John Kershaw was born with a silver spoon in his mouth. Born to a wealthy, politically connected, Massachusetts family. He was the only son in a family that had five kids. He was the oldest and the legacy for his family rested squarely on his shoulders, and he was made to know that before he reached the age of eight. Young John would take long walks with his father out into the woods that surrounded their estate. It was there that his father would instill in him the future he expected from his son. John would graduate private school and at eighteen, volunteer for the Navy. His father was adamant that John would not attend Annapolis. An astute politician, John’s father could sense the winds of war coming over the country and knew that anyone that volunteered, and had connections, would be ripe for political life when and if they came home; and, despite the danger and uncertainty, that’s what he wanted for young, John.

Monty Dollar was an actor. He was also a draft dodging, card carrying, secret member of the communist party. Monty was a war agitator, that became close friends with Brandy Forester and worked with her on several films. At one time, it was rumored that Monty was romantically involved with Brandy, but that was a lie proliferated by the pulp fiction writers to sell newspapers and magazines at the grocery check-out line, and movie tickets at the box office.

The hippies and anti-war protesters continued with their diatribe, with help from Hollywood stars, trying to grab headlines, as the print and video media fanned the flames of discontent—a fire which couldn’t be smothered with all the blood being spilled by the “grunts” in the field; most of whom had been drafted by a nation ripe with descent.

Brandy Forester and her actor friend, Monty Dollar, extended their acting careers by joining the ranks of the sign waving, protesting, malcontents, to sell more tickets to their movies and personal appearances. One day they would know the wrath of America but not until they became rich and famous to the chagrin of every fighting man and the families who got a telegram from a “grateful nation” telling them their son was dead.

Dr. Carla Golden was a psychotherapist that treated veterans at a place known only as “the Ranch.” The Ranch was in the foothills of the Sierra Nevada mountains surrounding Carson City, Nevada.

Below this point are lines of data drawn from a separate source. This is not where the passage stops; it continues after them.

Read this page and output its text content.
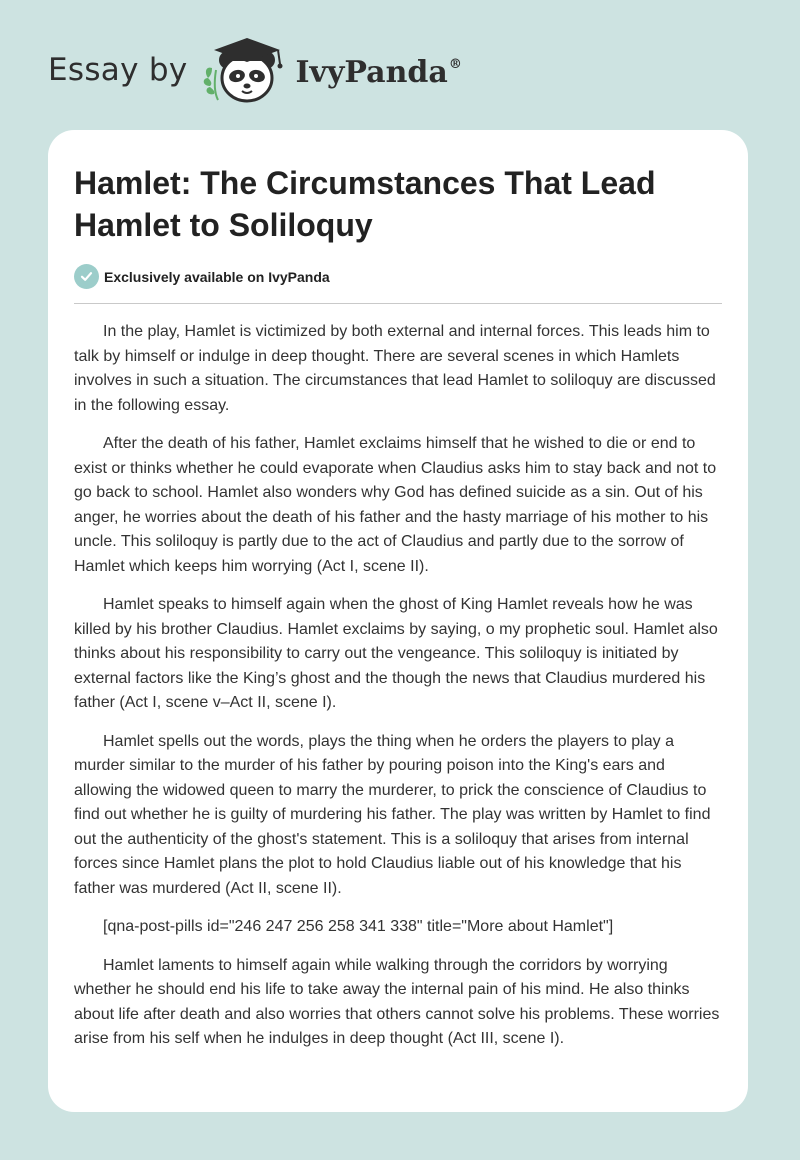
Essay by	IvyPanda®
Hamlet: The Circumstances That Lead Hamlet to Soliloquy
Exclusively available on IvyPanda

In the play, Hamlet is victimized by both external and internal forces. This leads him to talk by himself or indulge in deep thought. There are several scenes in which Hamlets involves in such a situation. The circumstances that lead Hamlet to soliloquy are discussed in the following essay.

After the death of his father, Hamlet exclaims himself that he wished to die or end to exist or thinks whether he could evaporate when Claudius asks him to stay back and not to go back to school. Hamlet also wonders why God has defined suicide as a sin. Out of his anger, he worries about the death of his father and the hasty marriage of his mother to his uncle. This soliloquy is partly due to the act of Claudius and partly due to the sorrow of Hamlet which keeps him worrying (Act I, scene II).

Hamlet speaks to himself again when the ghost of King Hamlet reveals how he was killed by his brother Claudius. Hamlet exclaims by saying, o my prophetic soul. Hamlet also thinks about his responsibility to carry out the vengeance. This soliloquy is initiated by external factors like the King’s ghost and the though the news that Claudius murdered his father (Act I, scene v–Act II, scene I).

Hamlet spells out the words, plays the thing when he orders the players to play a murder similar to the murder of his father by pouring poison into the King's ears and allowing the widowed queen to marry the murderer, to prick the conscience of Claudius to find out whether he is guilty of murdering his father. The play was written by Hamlet to find out the authenticity of the ghost's statement. This is a soliloquy that arises from internal forces since Hamlet plans the plot to hold Claudius liable out of his knowledge that his father was murdered (Act II, scene II).

[qna-post-pills id="246 247 256 258 341 338" title="More about Hamlet"]

Hamlet laments to himself again while walking through the corridors by worrying whether he should end his life to take away the internal pain of his mind. He also thinks about life after death and also worries that others cannot solve his problems. These worries arise from his self when he indulges in deep thought (Act III, scene I).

She specialized in alternative treatments for PTSD, alcoholism, drug addiction, and other ailments suffered by veterans of past wars or those returning from current combat zones and unable to properly and fully assimilate back into American post war society. Dr. Carla, as she was known to the veterans, she worked with, had moved from the Texas City VA Clinic after the trial of Capt. Don Carter. Carter invited Dr. Carla to join him and use the Ranch as her therapeutic treatment center. Dr. Carla was ready for a change of scenery and agreed to join him there. She had heard of a treatment for serious PTSD that was in the experimental stage and wanted to try it as part of her overall treatment strategy. It was called SDT, (Sensory Deprivation Therapy).